I'm the product of a Catholic high school in the suburbs of Philadelphia. All students at Archbishop Carroll were required to follow a dress code. The girls had a uniform of a white blouse, maroon or gray sweater, and gray plaid skirt. The boys had to wear khakis or dress pants, a dress shirt, necktie, and sport coat.
The dress code wasn't a big deal and it shouldn't have been hard to comply. Nevertheless, I racked up my fair share of dress code violations, usually because I left the house without a tie or sport coat. Eventually, I learned to leave two sport coats and a handful of ties in my locker at all times. Problem solved.
My sons attend public schools in Charlotte. Their schools don't require uniforms but do have certain expectations regarding clothing in the classroom. For example, students at my sons' schools are not supposed to wear pants with holes in the knees. They're also not allowed to wear flip-flops. Based on my field research, i.e. sitting in the carpool line, I can tell you that neither one of those rules is strictly enforced. However, a high school in neighboring Tennessee appears to take their dress code quite a bit more seriously, to the point that it doesn't appear to make any sense.

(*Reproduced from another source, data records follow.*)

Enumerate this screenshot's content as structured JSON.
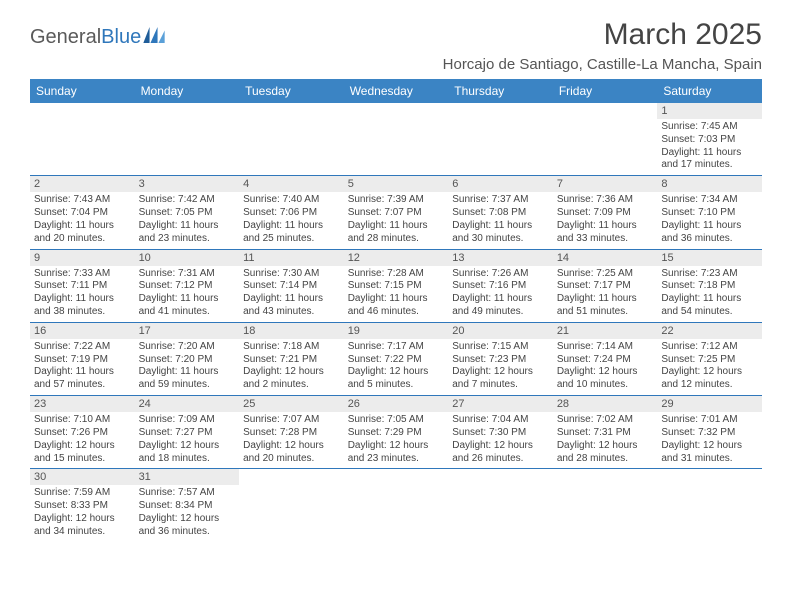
{
  "logo": {
    "textA": "General",
    "textB": "Blue"
  },
  "title": "March 2025",
  "location": "Horcajo de Santiago, Castille-La Mancha, Spain",
  "colors": {
    "header_bg": "#3b84c4",
    "header_text": "#ffffff",
    "border": "#2f77bb",
    "daynum_bg": "#ececec",
    "text": "#444444"
  },
  "weekdays": [
    "Sunday",
    "Monday",
    "Tuesday",
    "Wednesday",
    "Thursday",
    "Friday",
    "Saturday"
  ],
  "weeks": [
    [
      {
        "empty": true
      },
      {
        "empty": true
      },
      {
        "empty": true
      },
      {
        "empty": true
      },
      {
        "empty": true
      },
      {
        "empty": true
      },
      {
        "day": "1",
        "sunrise": "Sunrise: 7:45 AM",
        "sunset": "Sunset: 7:03 PM",
        "daylight": "Daylight: 11 hours and 17 minutes."
      }
    ],
    [
      {
        "day": "2",
        "sunrise": "Sunrise: 7:43 AM",
        "sunset": "Sunset: 7:04 PM",
        "daylight": "Daylight: 11 hours and 20 minutes."
      },
      {
        "day": "3",
        "sunrise": "Sunrise: 7:42 AM",
        "sunset": "Sunset: 7:05 PM",
        "daylight": "Daylight: 11 hours and 23 minutes."
      },
      {
        "day": "4",
        "sunrise": "Sunrise: 7:40 AM",
        "sunset": "Sunset: 7:06 PM",
        "daylight": "Daylight: 11 hours and 25 minutes."
      },
      {
        "day": "5",
        "sunrise": "Sunrise: 7:39 AM",
        "sunset": "Sunset: 7:07 PM",
        "daylight": "Daylight: 11 hours and 28 minutes."
      },
      {
        "day": "6",
        "sunrise": "Sunrise: 7:37 AM",
        "sunset": "Sunset: 7:08 PM",
        "daylight": "Daylight: 11 hours and 30 minutes."
      },
      {
        "day": "7",
        "sunrise": "Sunrise: 7:36 AM",
        "sunset": "Sunset: 7:09 PM",
        "daylight": "Daylight: 11 hours and 33 minutes."
      },
      {
        "day": "8",
        "sunrise": "Sunrise: 7:34 AM",
        "sunset": "Sunset: 7:10 PM",
        "daylight": "Daylight: 11 hours and 36 minutes."
      }
    ],
    [
      {
        "day": "9",
        "sunrise": "Sunrise: 7:33 AM",
        "sunset": "Sunset: 7:11 PM",
        "daylight": "Daylight: 11 hours and 38 minutes."
      },
      {
        "day": "10",
        "sunrise": "Sunrise: 7:31 AM",
        "sunset": "Sunset: 7:12 PM",
        "daylight": "Daylight: 11 hours and 41 minutes."
      },
      {
        "day": "11",
        "sunrise": "Sunrise: 7:30 AM",
        "sunset": "Sunset: 7:14 PM",
        "daylight": "Daylight: 11 hours and 43 minutes."
      },
      {
        "day": "12",
        "sunrise": "Sunrise: 7:28 AM",
        "sunset": "Sunset: 7:15 PM",
        "daylight": "Daylight: 11 hours and 46 minutes."
      },
      {
        "day": "13",
        "sunrise": "Sunrise: 7:26 AM",
        "sunset": "Sunset: 7:16 PM",
        "daylight": "Daylight: 11 hours and 49 minutes."
      },
      {
        "day": "14",
        "sunrise": "Sunrise: 7:25 AM",
        "sunset": "Sunset: 7:17 PM",
        "daylight": "Daylight: 11 hours and 51 minutes."
      },
      {
        "day": "15",
        "sunrise": "Sunrise: 7:23 AM",
        "sunset": "Sunset: 7:18 PM",
        "daylight": "Daylight: 11 hours and 54 minutes."
      }
    ],
    [
      {
        "day": "16",
        "sunrise": "Sunrise: 7:22 AM",
        "sunset": "Sunset: 7:19 PM",
        "daylight": "Daylight: 11 hours and 57 minutes."
      },
      {
        "day": "17",
        "sunrise": "Sunrise: 7:20 AM",
        "sunset": "Sunset: 7:20 PM",
        "daylight": "Daylight: 11 hours and 59 minutes."
      },
      {
        "day": "18",
        "sunrise": "Sunrise: 7:18 AM",
        "sunset": "Sunset: 7:21 PM",
        "daylight": "Daylight: 12 hours and 2 minutes."
      },
      {
        "day": "19",
        "sunrise": "Sunrise: 7:17 AM",
        "sunset": "Sunset: 7:22 PM",
        "daylight": "Daylight: 12 hours and 5 minutes."
      },
      {
        "day": "20",
        "sunrise": "Sunrise: 7:15 AM",
        "sunset": "Sunset: 7:23 PM",
        "daylight": "Daylight: 12 hours and 7 minutes."
      },
      {
        "day": "21",
        "sunrise": "Sunrise: 7:14 AM",
        "sunset": "Sunset: 7:24 PM",
        "daylight": "Daylight: 12 hours and 10 minutes."
      },
      {
        "day": "22",
        "sunrise": "Sunrise: 7:12 AM",
        "sunset": "Sunset: 7:25 PM",
        "daylight": "Daylight: 12 hours and 12 minutes."
      }
    ],
    [
      {
        "day": "23",
        "sunrise": "Sunrise: 7:10 AM",
        "sunset": "Sunset: 7:26 PM",
        "daylight": "Daylight: 12 hours and 15 minutes."
      },
      {
        "day": "24",
        "sunrise": "Sunrise: 7:09 AM",
        "sunset": "Sunset: 7:27 PM",
        "daylight": "Daylight: 12 hours and 18 minutes."
      },
      {
        "day": "25",
        "sunrise": "Sunrise: 7:07 AM",
        "sunset": "Sunset: 7:28 PM",
        "daylight": "Daylight: 12 hours and 20 minutes."
      },
      {
        "day": "26",
        "sunrise": "Sunrise: 7:05 AM",
        "sunset": "Sunset: 7:29 PM",
        "daylight": "Daylight: 12 hours and 23 minutes."
      },
      {
        "day": "27",
        "sunrise": "Sunrise: 7:04 AM",
        "sunset": "Sunset: 7:30 PM",
        "daylight": "Daylight: 12 hours and 26 minutes."
      },
      {
        "day": "28",
        "sunrise": "Sunrise: 7:02 AM",
        "sunset": "Sunset: 7:31 PM",
        "daylight": "Daylight: 12 hours and 28 minutes."
      },
      {
        "day": "29",
        "sunrise": "Sunrise: 7:01 AM",
        "sunset": "Sunset: 7:32 PM",
        "daylight": "Daylight: 12 hours and 31 minutes."
      }
    ],
    [
      {
        "day": "30",
        "sunrise": "Sunrise: 7:59 AM",
        "sunset": "Sunset: 8:33 PM",
        "daylight": "Daylight: 12 hours and 34 minutes."
      },
      {
        "day": "31",
        "sunrise": "Sunrise: 7:57 AM",
        "sunset": "Sunset: 8:34 PM",
        "daylight": "Daylight: 12 hours and 36 minutes."
      },
      {
        "empty": true
      },
      {
        "empty": true
      },
      {
        "empty": true
      },
      {
        "empty": true
      },
      {
        "empty": true
      }
    ]
  ]
}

Dickson County High School senior Tori Taylor has been pulled out of classes because two of her crew neck t-shirts did not meet the school's standard for appropriate attire. The official policy states that “students must wear collared or crew neck shirts with sleeves.” No one seems to be able to explain what the problem is with Tori's shirts, except that they weren't "the right cut of a crew neck top." One thing that is clear is that the dress code at Dickson County High School is not clear enough.